Il recente lancio della Nutella vegana denominata Plant Based ha acceso un forte dibattito sui social media. Ma perché un prodotto così iconico e radicato nella cultura italiana come la Nutella ha deciso di cambiare, introducendo una versione vegana?
Il prodotto ha un design accattivante, tappo verde, che tende a richiamare il tema vegetale e la magica scritta “plant based” che fa tanto tendenza ambientale. Sul sito web si evidenzia il fatto, così come in pubblicità, che il tappo verde è in plastica riciclata, il vetro è al 60% riciclato, il cacao utilizzato (circa il 7%) è certificato, mentre l’olio di palma utilizzato è 100% sostenibile.

L’azienda ha semplicemente risposto alle nuove sensibilità etiche ed alimentari della popolazione. La nuova Nutella in versione vegana è composta unicamente da ingredienti vegetali, sostituendo il latte scremato con la farina di ceci e sciroppo di riso. In questo modo la crema spalmabile risulta accessibile alle persone vegane e intolleranti al lattosio, ma non a quelle allergiche alle proteine del latte. Ma questa non è l’unica novità…
La Nutella vegana infatti ha una nuova ricetta e anche gli aromi sono diversi. Analizzando attentamente l’elenco degli ingredienti riportato sull’etichetta ci sono altre due varianti importanti da considerare.
La crema di nocciole infatti, nella versione vegana con il tappo verde, contiene al posto della vanillina (aroma artificiale usato in pasticceria in sostituzione della vaniglia), un pizzico di sale da cucina abbinato ad aromi (artificiali). Restano ancora sull’etichetta zucchero, olio di palma, cacao, nocciole e lecitina di soia. Si tratta quindi di una sostituzione significativa ed è qui che si accende il dibattito.

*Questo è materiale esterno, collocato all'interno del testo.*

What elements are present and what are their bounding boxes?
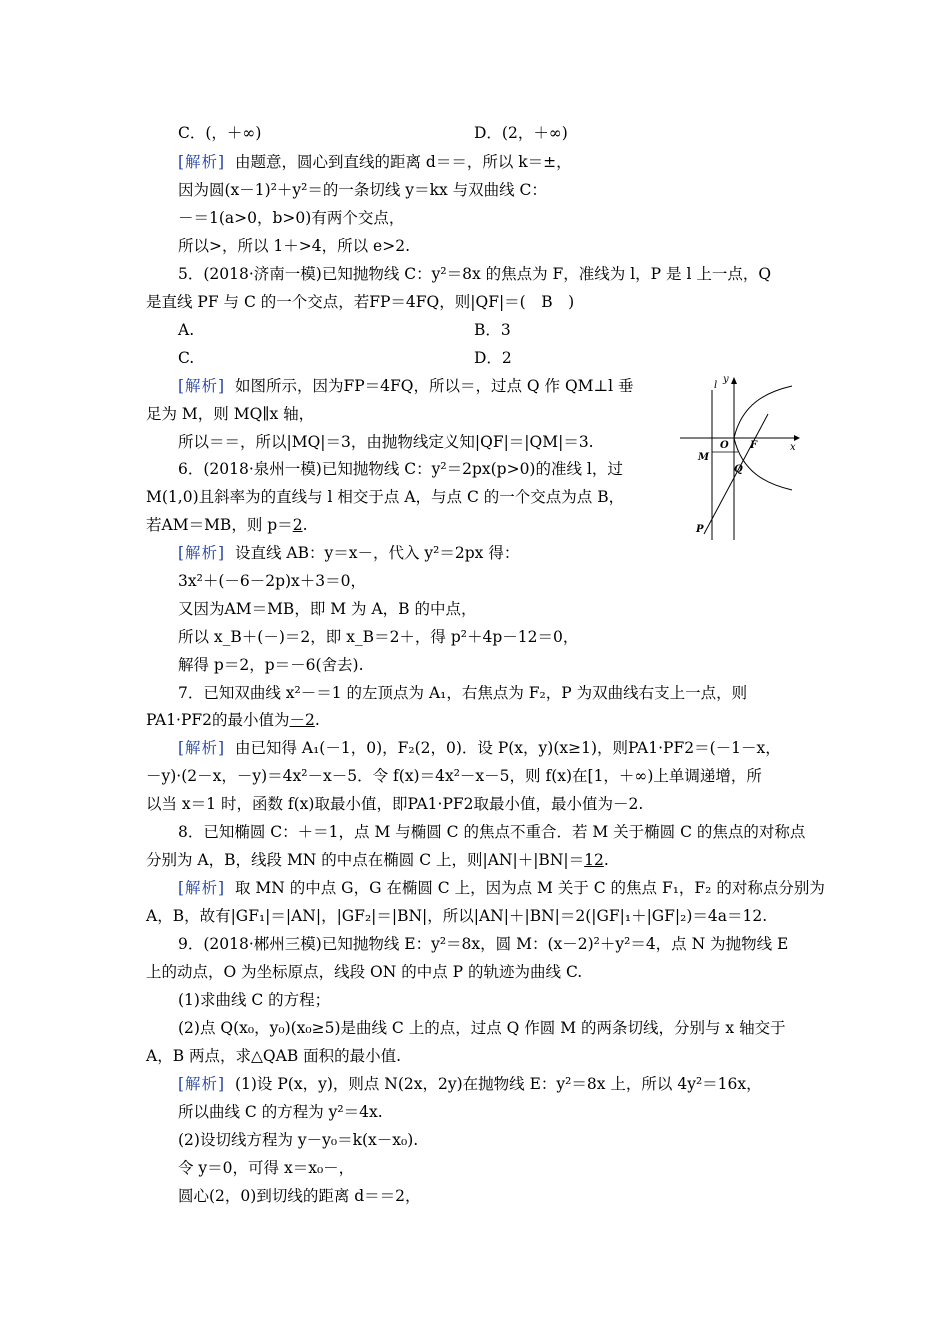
q5-option-a: A.	[178, 321, 195, 339]
q9-solution-line-5: 圆心(2，0)到切线的距离 d＝＝2，	[178, 1187, 421, 1205]
q5-solution-line-3: 所以＝＝，所以|MQ|＝3，由抛物线定义知|QF|＝|QM|＝3.	[178, 433, 594, 451]
q6-solution-line-4: 所以 x_B＋(－)＝2，即 x_B＝2＋，得 p²＋4p－12＝0，	[178, 628, 579, 646]
q6-solution-line-5: 解得 p＝2，p＝－6(舍去).	[178, 656, 364, 674]
q9-part-2-line-2: A，B 两点，求△QAB 面积的最小值.	[146, 1047, 402, 1065]
q5-solution-line-1	[178, 376, 634, 396]
q5-solution-text-1: 如图所示，因为FP＝4FQ，所以＝，过点 Q 作 QM⊥l 垂	[234, 377, 634, 395]
q5-solution-line-2: 足为 M，则 MQ∥x 轴，	[146, 405, 315, 423]
q9-stem-line-1: 9．(2018·郴州三模)已知抛物线 E：y²＝8x，圆 M：(x－2)²＋y²＝4，点 N 为抛物线 E	[178, 935, 789, 953]
q7-answer: －2	[289, 711, 315, 729]
label-m: M	[698, 452, 710, 463]
q9-part-1: (1)求曲线 C 的方程；	[178, 991, 331, 1009]
x-axis-arrow	[794, 435, 800, 441]
q7-solution-line-3: 以当 x＝1 时，函数 f(x)取最小值，即PA1·PF2取最小值，最小值为－2.	[146, 795, 644, 813]
q8-answer: 12	[584, 851, 604, 869]
analysis-tag: [解析]	[178, 879, 226, 897]
q6-stem-line-2: M(1,0)且斜率为的直线与 l 相交于点 A，与点 C 的一个交点为点 B，	[146, 488, 625, 506]
q9-solution-text-1: (1)设 P(x，y)，则点 N(2x，2y)在抛物线 E：y²＝8x 上，所以 4y²＝16x，	[234, 1075, 762, 1093]
q5-stem-line-1: 5．(2018·济南一模)已知抛物线 C：y²＝8x 的焦点为 F，准线为 l，P 是 l 上一点，Q	[178, 265, 772, 283]
q9-part-2-line-1: (2)点 Q(x₀，y₀)(x₀≥5)是曲线 C 上的点，过点 Q 作圆 M 的两条切线，分别与 x 轴交于	[178, 1019, 786, 1037]
label-y: y	[723, 374, 729, 385]
q4-solution-line-1	[178, 152, 572, 172]
q7-solution-line-2: －y)·(2－x，－y)＝4x²－x－5．令 f(x)＝4x²－x－5，则 f(x)在[1，＋∞)上单调递增，所	[146, 767, 762, 785]
q7-solution-line-1	[178, 738, 781, 758]
label-p: P	[696, 524, 704, 535]
q4-solution-line-2: 因为圆(x－1)²＋y²＝的一条切线 y＝kx 与双曲线 C：	[178, 181, 547, 199]
y-axis-arrow	[731, 377, 737, 384]
analysis-tag: [解析]	[178, 1075, 226, 1093]
q6-solution-line-1	[178, 543, 519, 563]
label-f: F	[750, 440, 758, 451]
q6-solution-line-3: 又因为AM＝MB，即 M 为 A，B 的中点，	[178, 600, 477, 618]
q6-solution-text-1: 设直线 AB：y＝x－，代入 y²＝2px 得：	[234, 544, 520, 562]
analysis-tag: [解析]	[178, 739, 226, 757]
q4-solution-line-4: 所以>，所以 1＋>4，所以 e>2.	[178, 237, 411, 255]
q7-stem-line-1: 7．已知双曲线 x²－＝1 的左顶点为 A₁，右焦点为 F₂，P 为双曲线右支上一点，则	[178, 684, 748, 702]
q6-stem-line-1: 6．(2018·泉州一模)已知抛物线 C：y²＝2px(p>0)的准线 l，过	[178, 460, 623, 478]
q6-stem-text: 若AM＝MB，则 p＝	[146, 516, 293, 534]
q6-stem-line-3	[146, 515, 308, 535]
analysis-tag: [解析]	[178, 377, 226, 395]
q6-period: .	[302, 516, 308, 534]
q8-solution-line-1	[178, 878, 825, 898]
q6-answer: 2	[292, 516, 303, 534]
q8-stem-text: 分别为 A，B，线段 MN 的中点在椭圆 C 上，则|AN|＋|BN|＝	[146, 851, 585, 869]
analysis-tag: [解析]	[178, 153, 226, 171]
q8-stem-line-1: 8．已知椭圆 C：＋＝1，点 M 与椭圆 C 的焦点不重合．若 M 关于椭圆 C 的焦点的对称点	[178, 823, 806, 841]
q5-option-b: B．3	[474, 321, 511, 339]
q8-stem-line-2	[146, 850, 609, 870]
q7-stem-text: PA1·PF2的最小值为	[146, 711, 290, 729]
q5-stem-line-2: 是直线 PF 与 C 的一个交点，若FP＝4FQ，则|QF|＝( B )	[146, 293, 575, 311]
q4-option-c: C．(，＋∞)	[178, 124, 262, 142]
label-q: Q	[734, 464, 743, 475]
q9-solution-line-3: (2)设切线方程为 y－y₀＝k(x－x₀).	[178, 1131, 419, 1149]
q5-option-c: C.	[178, 349, 195, 367]
q5-option-d: D．2	[474, 349, 512, 367]
q8-solution-line-2: A，B，故有|GF₁|＝|AN|，|GF₂|＝|BN|，所以|AN|＋|BN|＝2(|GF|₁＋|GF|₂)＝4a＝12.	[146, 907, 768, 925]
q9-solution-line-2: 所以曲线 C 的方程为 y²＝4x.	[178, 1103, 383, 1121]
analysis-tag: [解析]	[178, 544, 226, 562]
q6-solution-line-2: 3x²＋(－6－2p)x＋3＝0，	[178, 572, 367, 590]
q9-stem-line-2: 上的动点，O 为坐标原点，线段 ON 的中点 P 的轨迹为曲线 C.	[146, 963, 583, 981]
q9-solution-line-4: 令 y＝0，可得 x＝x₀－，	[178, 1159, 355, 1177]
q8-period: .	[603, 851, 609, 869]
parabola-figure	[676, 374, 808, 542]
q7-period: .	[314, 711, 320, 729]
q4-option-d: D．(2，＋∞)	[474, 124, 568, 142]
q9-solution-line-1	[178, 1074, 762, 1094]
q4-solution-text-1: 由题意，圆心到直线的距离 d＝＝，所以 k＝±，	[234, 153, 572, 171]
label-x: x	[790, 442, 796, 453]
label-o: O	[720, 440, 729, 451]
label-l: l	[714, 380, 718, 391]
q7-solution-text-1: 由已知得 A₁(－1，0)，F₂(2，0)．设 P(x，y)(x≥1)，则PA1·PF2＝(－1－x，	[234, 739, 781, 757]
q7-stem-line-2	[146, 710, 320, 730]
q8-solution-text-1: 取 MN 的中点 G，G 在椭圆 C 上，因为点 M 关于 C 的焦点 F₁，F₂ 的对称点分别为	[234, 879, 825, 897]
q4-solution-line-3: －＝1(a>0，b>0)有两个交点，	[178, 209, 405, 227]
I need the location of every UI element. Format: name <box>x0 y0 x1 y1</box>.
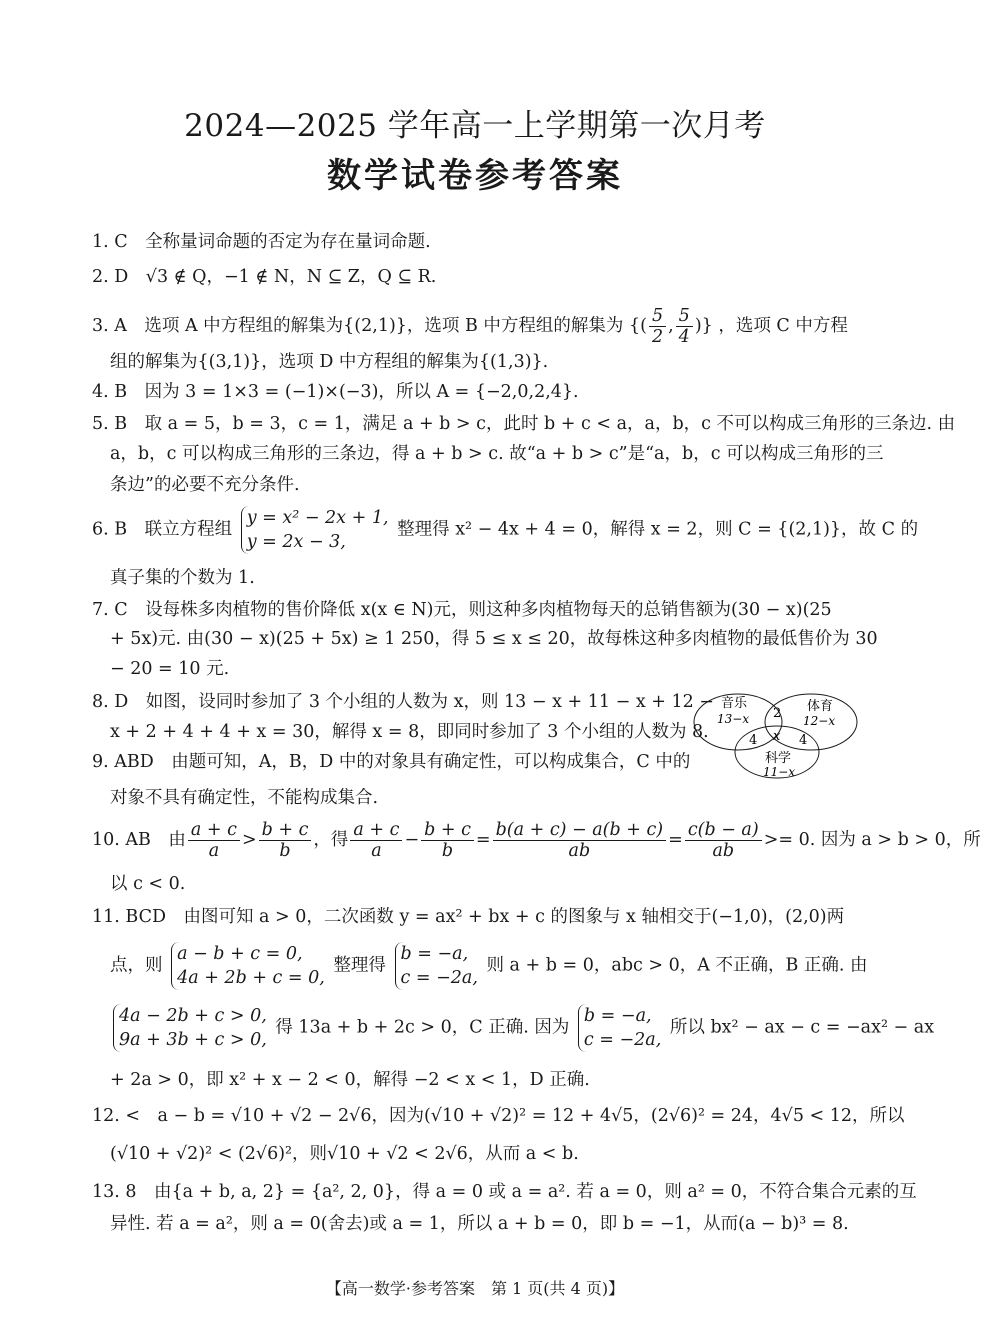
answer-8-line1: 8. D 如图，设同时参加了 3 个小组的人数为 x，则 13 − x + 11 − x + 12 − <box>92 692 714 712</box>
venn-diagram <box>693 690 861 780</box>
answer-7-line3: − 20 = 10 元. <box>110 659 230 679</box>
answer-1: 1. C 全称量词命题的否定为存在量词命题. <box>92 232 431 252</box>
answer-12-line2: (√10 + √2)² < (2√6)²，则√10 + √2 < 2√6，从而 a < b. <box>110 1144 579 1164</box>
answer-10-cont: 以 c < 0. <box>110 874 186 894</box>
answer-5-line1: 5. B 取 a = 5，b = 3，c = 1，满足 a + b > c，此时 b + c < a，a，b，c 不可以构成三角形的三条边. 由 <box>92 414 956 434</box>
answer-3-text-a: 3. A 选项 A 中方程组的解集为{(2,1)}，选项 B 中方程组的解集为 <box>92 316 624 336</box>
answer-6-cont: 真子集的个数为 1. <box>110 568 255 588</box>
exam-title: 2024—2025 学年高一上学期第一次月考 <box>184 108 766 144</box>
music-sport-overlap: 2 <box>773 706 782 721</box>
sport-count: 12−x <box>803 714 836 728</box>
answer-3-set: {( $\frac{5}{2}$ , $\frac{5}{4}$ )} <box>628 306 713 347</box>
answer-3-text-b: ，选项 C 中方程 <box>718 316 848 336</box>
equation-system-6: y = x² − 2x + 1, y = 2x − 3, <box>241 506 389 554</box>
answer-11-line4: + 2a > 0，即 x² + x − 2 < 0，解得 −2 < x < 1，D 正确. <box>110 1070 590 1090</box>
sport-science-overlap: 4 <box>799 733 808 748</box>
answer-3 <box>92 306 848 347</box>
answer-9-line2: 对象不具有确定性，不能构成集合. <box>110 788 379 808</box>
answer-7-line2: + 5x)元. 由(30 − x)(25 + 5x) ≥ 1 250，得 5 ≤ x ≤ 20，故每株这种多肉植物的最低售价为 30 <box>110 629 878 649</box>
answer-4: 4. B 因为 3 = 1×3 = (−1)×(−3)，所以 A = {−2,0,2,4}. <box>92 382 579 402</box>
music-label: 音乐 <box>721 696 748 711</box>
music-science-overlap: 4 <box>749 733 758 748</box>
answer-11-line1: 11. BCD 由图可知 a > 0，二次函数 y = ax² + bx + c 的图象与 x 轴相交于(−1,0)，(2,0)两 <box>92 907 845 927</box>
answer-11-line2: 点，则 a − b + c = 0, 4a + 2b + c = 0, 整理得 b = −a, c = −2a, 则 a + b = 0，abc > 0，A 不正确，B 正确. 由 <box>110 944 868 988</box>
answer-2: 2. D √3 ∉ Q，−1 ∉ N，N ⊆ Z，Q ⊆ R. <box>92 267 437 287</box>
page-footer: 【高一数学·参考答案 第 1 页(共 4 页)】 <box>325 1279 625 1298</box>
answer-8-line2: x + 2 + 4 + 4 + x = 30，解得 x = 8，即同时参加了 3 个小组的人数为 8. <box>110 722 709 742</box>
answer-9-line1: 9. ABD 由题可知，A，B，D 中的对象具有确定性，可以构成集合，C 中的 <box>92 752 691 772</box>
music-count: 13−x <box>717 712 750 726</box>
answer-5-line2: a，b，c 可以构成三角形的三条边，得 a + b > c. 故“a + b > c”是“a，b，c 可以构成三角形的三 <box>110 444 884 464</box>
answer-11-line3: 4a − 2b + c > 0, 9a + 3b + c > 0, 得 13a + b + 2c > 0，C 正确. 因为 b = −a, c = −2a, 所以 bx² − ax − c = −ax² − ax <box>110 1004 934 1052</box>
answer-13-line1: 13. 8 由{a + b, a, 2} = {a², 2, 0}，得 a = 0 或 a = a². 若 a = 0，则 a² = 0，不符合集合元素的互 <box>92 1182 917 1202</box>
triple-overlap: x <box>773 729 781 744</box>
answer-3-cont: 组的解集为{(3,1)}，选项 D 中方程组的解集为{(1,3)}. <box>110 352 549 372</box>
answer-7-line1: 7. C 设每株多肉植物的售价降低 x(x ∈ N)元，则这种多肉植物每天的总销售额为(30 − x)(25 <box>92 600 832 620</box>
answer-12-line1: 12. < a − b = √10 + √2 − 2√6，因为(√10 + √2)² = 12 + 4√5，(2√6)² = 24，4√5 < 12，所以 <box>92 1106 905 1126</box>
answer-6: 6. B 联立方程组 y = x² − 2x + 1, y = 2x − 3, 整理得 x² − 4x + 4 = 0，解得 x = 2，则 C = {(2,1)}，故 C 的 <box>92 508 919 552</box>
science-count: 11−x <box>763 765 796 779</box>
sport-label: 体育 <box>807 699 834 714</box>
answer-key-title: 数学试卷参考答案 <box>327 156 623 196</box>
answer-10: 10. AB 由 $\frac{a + c}{a}$ > $\frac{b + c}{b}$ ，得 $\frac{a + c}{a}$ − $\frac{b + c}{b}$ = $\frac{b(a + c) - a(b + c)}{ab}$ = $\frac{c(b - a)}{ab}$ >= 0. 因为 a > b > 0，所 <box>92 820 981 861</box>
answer-13-line2: 异性. 若 a = a²，则 a = 0(舍去)或 a = 1，所以 a + b = 0，即 b = −1，从而(a − b)³ = 8. <box>110 1214 849 1234</box>
science-label: 科学 <box>765 751 792 766</box>
answer-5-line3: 条边”的必要不充分条件. <box>110 475 300 495</box>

La scelta di eliminare il latte a favore di ingredienti come ceci e sciroppo di riso ha sollevato infatti polemiche, ma anche alimentato curiosità e discussioni. L’ultimo appunto riguarda inoltre il prezzo stratosferico della versione vegana. La Nutella vegana costa il 50% in più rispetto alla Nutella classica: 4,49 € per un vasetto da 350 grammi, rispetto ai 2,99 € per il vasetto classico dello stesso peso.

Siamo quindi di fronte ad un semplice aggiornamento del prodotto o a quella che potremmo considerare un’operazione di marketing? La Ferrero ha saputo in realtà innovare la tradizione senza tradire l’essenza del suo prodotto di punta.
Viviamo in un’epoca in cui l’innovazione è spesso vista con sospetto. Ma è proprio questa tensione tra tradizione e innovazione che mantiene Nutella rilevante e al centro della scena. Le critiche, sebbene talvolta eccessive, non fanno altro che rafforzare il legame emotivo che abbiamo con il marchio.
Il prodotto è stato inoltre certificato dalla Vegetarian Society con il marchio “Vegan approved” ed è senza glutine, come la ricetta tradizionale. Con questa mossa, Ferrero entra nel mercato vegano che in Italia rappresenta il 2,4% della popolazione. Il barattolino da 350 grammi è già disponibile sul mercato italiano, francese e belga.
Riuscirà Nutella Plant Based a conquistare il cuore dei consumatori come ha fatto la versione classica? Solo il tempo ce lo dirà. Nel frattempo, la Ferrero ha dimostrato che l’innovazione non è solo possibile, ma necessaria per restare rilevanti in un mondo in continua evoluzione.